I am dealing with the function
$$ f(D) = \left( 1 - \frac{(1-a^{1/D})(b^{1/D}-2(1-a^{1/D}))}{b^{2/D}} \right)^D $$
for some constants $0 < a, b < 1$ and I am interested in how this function behaves for $D \rightarrow \infty$. Apparently it holds that $\lim_{D \rightarrow \infty} f(D) = a$ as supported by Wolfram Alpha. However, Wolfram Alpha is unable to explain why this is the case. The only clue I have is that apparently, the Laurent series expansion of $f$ at $D = \infty$ is
$$ a + \frac{a\ln(a)(2\ln(a)-\ln(b))}{D} + \mathcal{O}\left( \frac{1}{D^2} \right) $$
At least this is what Wolfram Alpha claims. My question is whether this is correct and if so, how to derive this series expansion of $f$. Any help would be much appreciated.
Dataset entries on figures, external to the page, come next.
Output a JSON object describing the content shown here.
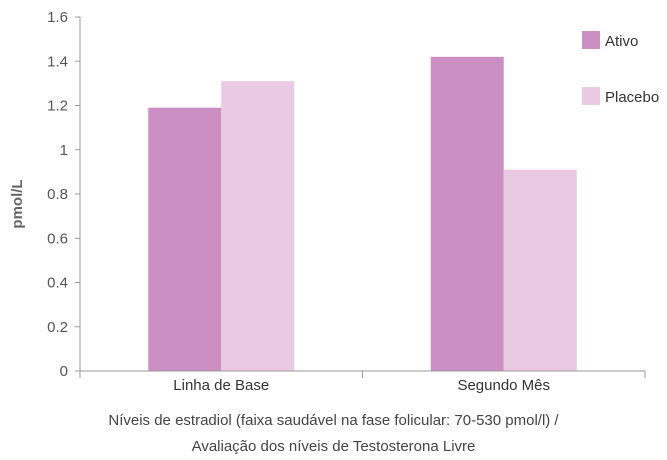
{
  "chart_data": {
    "type": "bar",
    "categories": [
      "Linha de Base",
      "Segundo Mês"
    ],
    "series": [
      {
        "name": "Ativo",
        "values": [
          1.19,
          1.42
        ],
        "color": "#cc8fc3"
      },
      {
        "name": "Placebo",
        "values": [
          1.31,
          0.91
        ],
        "color": "#e9cae2"
      }
    ],
    "ylabel": "pmol/L",
    "ylim": [
      0,
      1.6
    ],
    "yticks": [
      "0",
      "0.2",
      "0.4",
      "0.6",
      "0.8",
      "1",
      "1.2",
      "1.4",
      "1.6"
    ],
    "grid": false,
    "legend_position": "top-right"
  },
  "caption": {
    "line1": "Níveis de estradiol (faixa saudável na fase folicular: 70-530 pmol/l) /",
    "line2": "Avaliação dos níveis de Testosterona Livre"
  }
}
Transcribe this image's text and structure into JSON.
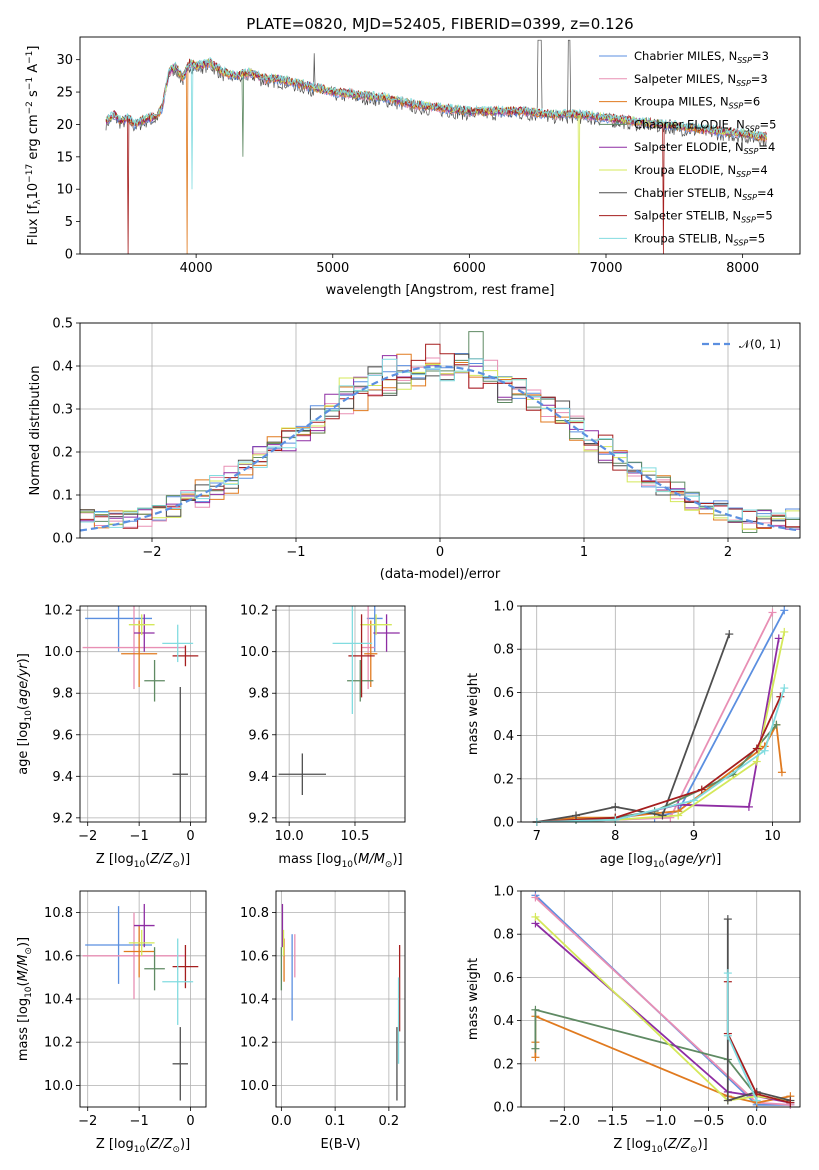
{
  "title": "PLATE=0820, MJD=52405, FIBERID=0399, z=0.126",
  "colors": {
    "Chabrier MILES": "#5b8fe0",
    "Salpeter MILES": "#e88fb4",
    "Kroupa MILES": "#e07a1f",
    "Chabrier ELODIE": "#5f8a63",
    "Salpeter ELODIE": "#8e2da3",
    "Kroupa ELODIE": "#d4e85a",
    "Chabrier STELIB": "#4f4f4f",
    "Salpeter STELIB": "#a51e1e",
    "Kroupa STELIB": "#82dce0"
  },
  "chart_data": [
    {
      "id": "spectrum",
      "type": "line",
      "xlabel": "wavelength [Angstrom, rest frame]",
      "ylabel_parts": [
        "Flux [f",
        "λ",
        "10",
        "−17",
        " erg cm",
        "−2",
        " s",
        "−1",
        " A",
        "−1",
        "]"
      ],
      "xlim": [
        3150,
        8420
      ],
      "ylim": [
        0,
        33.5
      ],
      "xticks": [
        4000,
        5000,
        6000,
        7000,
        8000
      ],
      "yticks": [
        0,
        5,
        10,
        15,
        20,
        25,
        30
      ],
      "legend_position": "top-right",
      "legend": [
        {
          "base": "Chabrier MILES, N",
          "sub": "SSP",
          "tail": "=3",
          "model": "Chabrier MILES"
        },
        {
          "base": "Salpeter MILES, N",
          "sub": "SSP",
          "tail": "=3",
          "model": "Salpeter MILES"
        },
        {
          "base": "Kroupa MILES, N",
          "sub": "SSP",
          "tail": "=6",
          "model": "Kroupa MILES"
        },
        {
          "base": "Chabrier ELODIE, N",
          "sub": "SSP",
          "tail": "=5",
          "model": "Chabrier ELODIE"
        },
        {
          "base": "Salpeter ELODIE, N",
          "sub": "SSP",
          "tail": "=4",
          "model": "Salpeter ELODIE"
        },
        {
          "base": "Kroupa ELODIE, N",
          "sub": "SSP",
          "tail": "=4",
          "model": "Kroupa ELODIE"
        },
        {
          "base": "Chabrier STELIB, N",
          "sub": "SSP",
          "tail": "=4",
          "model": "Chabrier STELIB"
        },
        {
          "base": "Salpeter STELIB, N",
          "sub": "SSP",
          "tail": "=5",
          "model": "Salpeter STELIB"
        },
        {
          "base": "Kroupa STELIB, N",
          "sub": "SSP",
          "tail": "=5",
          "model": "Kroupa STELIB"
        }
      ],
      "data_x": [
        3340,
        3400,
        3450,
        3500,
        3550,
        3600,
        3650,
        3700,
        3750,
        3800,
        3850,
        3900,
        3950,
        4000,
        4100,
        4200,
        4300,
        4400,
        4500,
        4600,
        4800,
        5000,
        5200,
        5400,
        5600,
        5800,
        6000,
        6200,
        6400,
        6600,
        6800,
        7000,
        7200,
        7400,
        7600,
        7800,
        8000,
        8180
      ],
      "data_y": [
        20.5,
        21.5,
        20.5,
        21,
        20,
        20.5,
        21,
        21,
        22.5,
        28,
        29,
        27,
        29.5,
        29,
        29.5,
        28,
        27.5,
        28,
        27,
        27,
        26,
        25,
        24.5,
        24,
        23,
        22.5,
        22,
        22,
        22,
        21.5,
        21.5,
        21,
        20.5,
        20,
        19.5,
        19,
        18.5,
        18
      ],
      "drops": [
        {
          "x": 3500,
          "y": 0,
          "model": "Salpeter STELIB"
        },
        {
          "x": 3933,
          "y": 0,
          "model": "Kroupa MILES"
        },
        {
          "x": 3968,
          "y": 10,
          "model": "Kroupa STELIB"
        },
        {
          "x": 4340,
          "y": 15,
          "model": "Chabrier ELODIE"
        },
        {
          "x": 6800,
          "y": 0,
          "model": "Kroupa ELODIE"
        },
        {
          "x": 7420,
          "y": 0,
          "model": "Salpeter STELIB"
        }
      ]
    },
    {
      "id": "residuals",
      "type": "histogram",
      "xlabel": "(data-model)/error",
      "ylabel": "Normed distribution",
      "xlim": [
        -2.5,
        2.5
      ],
      "ylim": [
        0,
        0.5
      ],
      "xticks": [
        -2,
        -1,
        0,
        1,
        2
      ],
      "yticks": [
        0.0,
        0.1,
        0.2,
        0.3,
        0.4,
        0.5
      ],
      "legend_position": "top-right",
      "legend_label": "𝒩(0, 1)",
      "reference_curve": {
        "name": "N(0,1)",
        "mean": 0,
        "sigma": 1,
        "color": "#5b8fe0"
      },
      "bin_width": 0.1
    },
    {
      "id": "age-vs-Z",
      "type": "errorbar",
      "xlabel_parts": [
        "Z [log",
        "10",
        "(",
        "Z/Z",
        "⊙",
        ")]"
      ],
      "ylabel_parts": [
        "age  [log",
        "10",
        "(",
        "age/yr",
        ")]"
      ],
      "xlim": [
        -2.15,
        0.3
      ],
      "ylim": [
        9.18,
        10.22
      ],
      "xticks": [
        -2,
        -1,
        0
      ],
      "yticks": [
        9.2,
        9.4,
        9.6,
        9.8,
        10.0,
        10.2
      ],
      "points": [
        {
          "model": "Chabrier MILES",
          "x": -1.4,
          "xerr": 0.65,
          "y": 10.16,
          "yerr": 0.16
        },
        {
          "model": "Salpeter MILES",
          "x": -1.1,
          "xerr": 1.0,
          "y": 10.02,
          "yerr": 0.2
        },
        {
          "model": "Kroupa MILES",
          "x": -1.0,
          "xerr": 0.35,
          "y": 9.99,
          "yerr": 0.16
        },
        {
          "model": "Chabrier ELODIE",
          "x": -0.7,
          "xerr": 0.2,
          "y": 9.86,
          "yerr": 0.1
        },
        {
          "model": "Salpeter ELODIE",
          "x": -0.9,
          "xerr": 0.2,
          "y": 10.09,
          "yerr": 0.09
        },
        {
          "model": "Kroupa ELODIE",
          "x": -0.95,
          "xerr": 0.25,
          "y": 10.13,
          "yerr": 0.05
        },
        {
          "model": "Chabrier STELIB",
          "x": -0.2,
          "xerr": 0.15,
          "y": 9.41,
          "yerr": 0.42
        },
        {
          "model": "Salpeter STELIB",
          "x": -0.1,
          "xerr": 0.25,
          "y": 9.98,
          "yerr": 0.05
        },
        {
          "model": "Kroupa STELIB",
          "x": -0.25,
          "xerr": 0.3,
          "y": 10.04,
          "yerr": 0.09
        }
      ]
    },
    {
      "id": "age-vs-mass",
      "type": "errorbar",
      "xlabel_parts": [
        "mass [log",
        "10",
        "(",
        "M/M",
        "⊙",
        ")]"
      ],
      "ylabel_parts": [],
      "xlim": [
        9.9,
        10.88
      ],
      "ylim": [
        9.18,
        10.22
      ],
      "xticks": [
        10.0,
        10.5
      ],
      "yticks": [
        9.2,
        9.4,
        9.6,
        9.8,
        10.0,
        10.2
      ],
      "points": [
        {
          "model": "Chabrier MILES",
          "x": 10.65,
          "xerr": 0.06,
          "y": 10.16,
          "yerr": 0.16
        },
        {
          "model": "Salpeter MILES",
          "x": 10.6,
          "xerr": 0.05,
          "y": 10.02,
          "yerr": 0.2
        },
        {
          "model": "Kroupa MILES",
          "x": 10.62,
          "xerr": 0.05,
          "y": 9.99,
          "yerr": 0.16
        },
        {
          "model": "Chabrier ELODIE",
          "x": 10.54,
          "xerr": 0.1,
          "y": 9.86,
          "yerr": 0.1
        },
        {
          "model": "Salpeter ELODIE",
          "x": 10.74,
          "xerr": 0.1,
          "y": 10.09,
          "yerr": 0.09
        },
        {
          "model": "Kroupa ELODIE",
          "x": 10.66,
          "xerr": 0.12,
          "y": 10.13,
          "yerr": 0.05
        },
        {
          "model": "Chabrier STELIB",
          "x": 10.1,
          "xerr": 0.18,
          "y": 9.41,
          "yerr": 0.1
        },
        {
          "model": "Salpeter STELIB",
          "x": 10.55,
          "xerr": 0.1,
          "y": 9.98,
          "yerr": 0.2
        },
        {
          "model": "Kroupa STELIB",
          "x": 10.48,
          "xerr": 0.15,
          "y": 10.04,
          "yerr": 0.34
        }
      ]
    },
    {
      "id": "weight-vs-age",
      "type": "line",
      "xlabel_parts": [
        "age  [log",
        "10",
        "(",
        "age/yr",
        ")]"
      ],
      "ylabel": "mass weight",
      "xlim": [
        6.8,
        10.35
      ],
      "ylim": [
        0,
        1.0
      ],
      "xticks": [
        7,
        8,
        9,
        10
      ],
      "yticks": [
        0.0,
        0.2,
        0.4,
        0.6,
        0.8,
        1.0
      ],
      "series": [
        {
          "model": "Chabrier MILES",
          "x": [
            7.0,
            7.5,
            8.0,
            8.5,
            8.8,
            10.15
          ],
          "y": [
            0.0,
            0.01,
            0.01,
            0.02,
            0.05,
            0.98
          ]
        },
        {
          "model": "Salpeter MILES",
          "x": [
            7.0,
            8.0,
            8.7,
            10.0
          ],
          "y": [
            0.0,
            0.01,
            0.02,
            0.97
          ]
        },
        {
          "model": "Kroupa MILES",
          "x": [
            7.0,
            7.5,
            8.0,
            8.5,
            8.8,
            9.9,
            10.05,
            10.12
          ],
          "y": [
            0.0,
            0.02,
            0.02,
            0.04,
            0.05,
            0.35,
            0.45,
            0.23
          ]
        },
        {
          "model": "Chabrier ELODIE",
          "x": [
            7.0,
            7.5,
            8.0,
            8.5,
            9.5,
            10.05
          ],
          "y": [
            0.0,
            0.01,
            0.02,
            0.05,
            0.22,
            0.45
          ]
        },
        {
          "model": "Salpeter ELODIE",
          "x": [
            7.0,
            8.0,
            8.8,
            9.7,
            10.08
          ],
          "y": [
            0.0,
            0.01,
            0.08,
            0.07,
            0.85
          ]
        },
        {
          "model": "Kroupa ELODIE",
          "x": [
            7.0,
            8.0,
            8.8,
            9.8,
            10.15
          ],
          "y": [
            0.0,
            0.01,
            0.03,
            0.28,
            0.88
          ]
        },
        {
          "model": "Chabrier STELIB",
          "x": [
            7.0,
            7.5,
            8.0,
            8.6,
            9.45
          ],
          "y": [
            0.0,
            0.03,
            0.07,
            0.03,
            0.87
          ]
        },
        {
          "model": "Salpeter STELIB",
          "x": [
            7.0,
            8.0,
            9.1,
            9.8,
            10.1
          ],
          "y": [
            0.0,
            0.02,
            0.15,
            0.34,
            0.58
          ]
        },
        {
          "model": "Kroupa STELIB",
          "x": [
            7.0,
            8.0,
            9.0,
            9.9,
            10.15
          ],
          "y": [
            0.0,
            0.01,
            0.1,
            0.33,
            0.62
          ]
        }
      ]
    },
    {
      "id": "mass-vs-Z",
      "type": "errorbar",
      "xlabel_parts": [
        "Z [log",
        "10",
        "(",
        "Z/Z",
        "⊙",
        ")]"
      ],
      "ylabel_parts": [
        "mass [log",
        "10",
        "(",
        "M/M",
        "⊙",
        ")]"
      ],
      "xlim": [
        -2.15,
        0.3
      ],
      "ylim": [
        9.9,
        10.9
      ],
      "xticks": [
        -2,
        -1,
        0
      ],
      "yticks": [
        10.0,
        10.2,
        10.4,
        10.6,
        10.8
      ],
      "points": [
        {
          "model": "Chabrier MILES",
          "x": -1.4,
          "xerr": 0.65,
          "y": 10.65,
          "yerr": 0.18
        },
        {
          "model": "Salpeter MILES",
          "x": -1.1,
          "xerr": 1.0,
          "y": 10.6,
          "yerr": 0.2
        },
        {
          "model": "Kroupa MILES",
          "x": -1.0,
          "xerr": 0.3,
          "y": 10.62,
          "yerr": 0.12
        },
        {
          "model": "Chabrier ELODIE",
          "x": -0.7,
          "xerr": 0.2,
          "y": 10.54,
          "yerr": 0.1
        },
        {
          "model": "Salpeter ELODIE",
          "x": -0.9,
          "xerr": 0.2,
          "y": 10.74,
          "yerr": 0.1
        },
        {
          "model": "Kroupa ELODIE",
          "x": -0.95,
          "xerr": 0.25,
          "y": 10.66,
          "yerr": 0.06
        },
        {
          "model": "Chabrier STELIB",
          "x": -0.2,
          "xerr": 0.15,
          "y": 10.1,
          "yerr": 0.17
        },
        {
          "model": "Salpeter STELIB",
          "x": -0.1,
          "xerr": 0.25,
          "y": 10.55,
          "yerr": 0.1
        },
        {
          "model": "Kroupa STELIB",
          "x": -0.25,
          "xerr": 0.3,
          "y": 10.48,
          "yerr": 0.2
        }
      ]
    },
    {
      "id": "mass-vs-ebv",
      "type": "errorbar",
      "xlabel": "E(B-V)",
      "xlim": [
        -0.01,
        0.23
      ],
      "ylim": [
        9.9,
        10.9
      ],
      "xticks": [
        0.0,
        0.1,
        0.2
      ],
      "yticks": [
        10.0,
        10.2,
        10.4,
        10.6,
        10.8
      ],
      "points": [
        {
          "model": "Chabrier MILES",
          "x": 0.02,
          "xerr": 0.0,
          "y": 10.5,
          "yerr": 0.2
        },
        {
          "model": "Salpeter MILES",
          "x": 0.025,
          "xerr": 0.0,
          "y": 10.6,
          "yerr": 0.1
        },
        {
          "model": "Kroupa MILES",
          "x": 0.005,
          "xerr": 0.0,
          "y": 10.58,
          "yerr": 0.1
        },
        {
          "model": "Chabrier ELODIE",
          "x": 0.0,
          "xerr": 0.0,
          "y": 10.54,
          "yerr": 0.1
        },
        {
          "model": "Salpeter ELODIE",
          "x": 0.002,
          "xerr": 0.0,
          "y": 10.74,
          "yerr": 0.1
        },
        {
          "model": "Kroupa ELODIE",
          "x": 0.004,
          "xerr": 0.0,
          "y": 10.66,
          "yerr": 0.06
        },
        {
          "model": "Chabrier STELIB",
          "x": 0.215,
          "xerr": 0.0,
          "y": 10.1,
          "yerr": 0.17
        },
        {
          "model": "Salpeter STELIB",
          "x": 0.22,
          "xerr": 0.0,
          "y": 10.45,
          "yerr": 0.2
        },
        {
          "model": "Kroupa STELIB",
          "x": 0.218,
          "xerr": 0.0,
          "y": 10.3,
          "yerr": 0.2
        }
      ]
    },
    {
      "id": "weight-vs-Z",
      "type": "line",
      "xlabel_parts": [
        "Z [log",
        "10",
        "(",
        "Z/Z",
        "⊙",
        ")]"
      ],
      "ylabel": "mass weight",
      "xlim": [
        -2.45,
        0.45
      ],
      "ylim": [
        0,
        1.0
      ],
      "xticks": [
        -2.0,
        -1.5,
        -1.0,
        -0.5,
        0.0
      ],
      "yticks": [
        0.0,
        0.2,
        0.4,
        0.6,
        0.8,
        1.0
      ],
      "series": [
        {
          "model": "Chabrier MILES",
          "x": [
            -2.3,
            0.0,
            0.35
          ],
          "y": [
            0.98,
            0.01,
            0.01
          ]
        },
        {
          "model": "Salpeter MILES",
          "x": [
            -2.3,
            0.0,
            0.35
          ],
          "y": [
            0.97,
            0.02,
            0.01
          ]
        },
        {
          "model": "Kroupa MILES",
          "x": [
            -2.3,
            -2.3,
            -2.3,
            -0.3,
            0.0,
            0.35
          ],
          "y": [
            0.23,
            0.3,
            0.42,
            0.05,
            0.02,
            0.05
          ]
        },
        {
          "model": "Chabrier ELODIE",
          "x": [
            -2.3,
            -2.3,
            -0.3,
            0.0
          ],
          "y": [
            0.27,
            0.45,
            0.22,
            0.05
          ]
        },
        {
          "model": "Salpeter ELODIE",
          "x": [
            -2.3,
            -0.3,
            0.0,
            0.35
          ],
          "y": [
            0.85,
            0.07,
            0.05,
            0.02
          ]
        },
        {
          "model": "Kroupa ELODIE",
          "x": [
            -2.3,
            -0.3,
            0.0,
            0.35
          ],
          "y": [
            0.88,
            0.03,
            0.05,
            0.03
          ]
        },
        {
          "model": "Chabrier STELIB",
          "x": [
            -0.3,
            -0.3,
            0.0,
            0.35
          ],
          "y": [
            0.87,
            0.03,
            0.07,
            0.03
          ]
        },
        {
          "model": "Salpeter STELIB",
          "x": [
            -0.3,
            -0.3,
            0.0,
            0.35
          ],
          "y": [
            0.58,
            0.34,
            0.06,
            0.02
          ]
        },
        {
          "model": "Kroupa STELIB",
          "x": [
            -0.3,
            -0.3,
            0.0
          ],
          "y": [
            0.62,
            0.33,
            0.03
          ]
        }
      ]
    }
  ]
}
Applying the logarithm, we get $$\begin{align*} \ln f(D) & = D \ln \left( 1 - \frac{(1-a^{1/D})(b^{1/D}-2(1-a^{1/D}))}{b^{2/D}} \right)\\ & = \frac{ \ln \left( 1 - \frac{(1-a^{1/D})(b^{1/D}-2(1-a^{1/D}))}{b^{2/D}} \right)}{\frac{1}{D}}. \end{align*}$$ Since both enumerator and denominator converge to $0$, we can use L'Hospitals rule:
$$\begin{align*} \lim_{D\to \infty} \ln f(D) & = \lim_{D\to \infty}\frac{1}{-\frac{1}{D^2}} \cdot-\frac{(-4+4a^{1/D}+b^{1/D})(a^{1/D} \ln a + \ln b - a^{1/D} \ln b)}{b^{2/D}D^2} \\ &= \frac{(-4+4\cdot 1 + 1)(1\cdot \ln a+\ln b - 1\cdot \ln b)}{1} = \ln a. \end{align*}$$ I am sure you can work out the derivatives yourself. If you are interested in the second term of the asymptotic expansion, the same strategy using L'Hospitals rule works if you subtract $a$ and multiply by $D$.